RAPS Inc. has swiftly moved on from past mistakes. According to our sources, the company is testing the deployment of paparrazzi photographers, and even has a scoop in the bag already. Hot on the heels of Armitage’s as-yet unconfirmed arrival on the set of his latest project, a medieval clerical road movie-cum-thriller entitled Pilgrimage, the papaRAPSi were able to catch the actor donning his monking robes for the first time, as well as showing the international heart throb using his devastating smoulder in its latest, Gaelicized version off-set.
It appears that RAPS Inc is branching into new areas. If you remember, RAPS Inc. was on the verge of collapse when the company reacted all too rashly to what appeared like an IRPA (International Richarding Policy Adjustment) aka the “OpeRAtion Spring Clean“. While the company seems to have backpedalled on its initial decision to switch their shrine object to a blond Swedish actor – since the IRPA snafus RAPS Inc. has re-committed to OOA Richard Armitage and released two further shrines, #55 Profiled and #56 Good/Bad Boy – they also seem to have decided to diversify its range of services: Not only does the company continue to produce its “Droolage Facilitators” but it is now exploring ways of combining its manufacturing business with a more up-to-date news reporting division.
Insiders close to the company’s creative department leaked some interesting material to us. It appears that the latest RAPS is set in the stunningly beautiful Connemara region of Ireland.

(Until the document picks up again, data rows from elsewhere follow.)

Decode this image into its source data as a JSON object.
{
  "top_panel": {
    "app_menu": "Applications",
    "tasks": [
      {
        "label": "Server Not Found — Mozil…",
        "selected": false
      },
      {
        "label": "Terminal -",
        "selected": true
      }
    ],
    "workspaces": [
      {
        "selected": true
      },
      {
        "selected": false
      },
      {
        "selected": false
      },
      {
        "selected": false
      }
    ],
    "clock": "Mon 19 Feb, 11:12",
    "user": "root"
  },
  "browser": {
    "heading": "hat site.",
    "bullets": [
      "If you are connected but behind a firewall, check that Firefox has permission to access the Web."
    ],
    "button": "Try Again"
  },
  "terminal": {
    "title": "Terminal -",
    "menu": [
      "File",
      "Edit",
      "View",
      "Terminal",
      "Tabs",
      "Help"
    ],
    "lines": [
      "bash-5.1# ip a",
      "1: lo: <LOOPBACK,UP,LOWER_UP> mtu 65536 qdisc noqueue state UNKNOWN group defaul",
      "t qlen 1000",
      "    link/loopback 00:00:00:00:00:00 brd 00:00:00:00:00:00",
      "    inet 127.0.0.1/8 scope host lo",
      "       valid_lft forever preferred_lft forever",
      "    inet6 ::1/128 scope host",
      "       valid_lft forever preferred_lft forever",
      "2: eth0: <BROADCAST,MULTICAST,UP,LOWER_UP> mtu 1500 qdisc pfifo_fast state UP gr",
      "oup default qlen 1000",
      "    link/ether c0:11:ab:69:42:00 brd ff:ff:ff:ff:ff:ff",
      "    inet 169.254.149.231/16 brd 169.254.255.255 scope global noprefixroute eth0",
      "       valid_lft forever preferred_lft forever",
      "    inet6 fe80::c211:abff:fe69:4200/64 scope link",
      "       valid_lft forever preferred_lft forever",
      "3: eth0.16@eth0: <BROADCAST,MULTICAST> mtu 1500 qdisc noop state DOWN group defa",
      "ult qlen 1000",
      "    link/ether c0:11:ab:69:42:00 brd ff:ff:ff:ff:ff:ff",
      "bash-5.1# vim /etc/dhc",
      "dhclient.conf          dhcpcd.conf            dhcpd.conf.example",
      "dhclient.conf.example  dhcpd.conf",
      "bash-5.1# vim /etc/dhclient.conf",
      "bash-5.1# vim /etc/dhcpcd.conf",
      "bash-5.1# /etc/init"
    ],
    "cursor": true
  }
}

Is this the accomodation the cast is put up in? The sparse exterior of the cottage would suggest that the accomodation would befit the method-acting preparations of some of the cast, as well as putting the plot of the thriller into a typically Irish, twee context. Here’s another look:
Sensationally, the papaRAPSis have been able to catch Armitage in costume. Rumour has it that the ambitious 43-year-old will be taking on *all* the lead roles himself. It also appears that the “brothers” of the film are identical triplets? We have enlarged the scene for you:
Armitage on set in the characteristic robe of the Benedictine monks. Presumably the shiny object bottom left is the mysterious relic which the “triplet brothers” are tasked with transporting to Rome. It is yet unclear why a contemporarily dressed intruder who displays an uncanny resemblance to Armitage is peeking from behind the St Patrick’s cross on the right. (Some commentators have suggested that this could be the elusive Robert Hermitage, stalking the set after being – once again – passed over for a role.) The white apparition on the left has been identified as a sophisticated visualization of the Holy Spirit, swooping in for some inspiration.
The papaRAPSis apparently also caught the lead actor frolicking off-set.It looks as if Armitage is trying to blend into his current environment, donning green-checkered, rustic shirt and dainty waistcoat reminiscent of leprechaun wear. We’re not quite sure where Ireland stands on cup cakes, though. Latest reports suggest that cup cakes and muffins have not yet been seen floating freely in the landscape (unless involved in food-fights).
We have reached out to RAPS Inc. for comment, but only received the usual disclaimer: “While RAPS Inc. doesn’t comment on specific work in progress, we can confirm that our policies are constantly changing to provide a great experience for users and developers.” From our point of view the film looks to be a challenging project for its lead actor. Tackling three roles in one should be right up Armitage’s street, especially in light of the experience gleaned last year in his self-devised and critically acclaimed one-man-show “Stage Door“. It remains to be seen whether RAPS Inc’s foray into news reporting has legs for the future and can rescue the company from its decline into obscurity.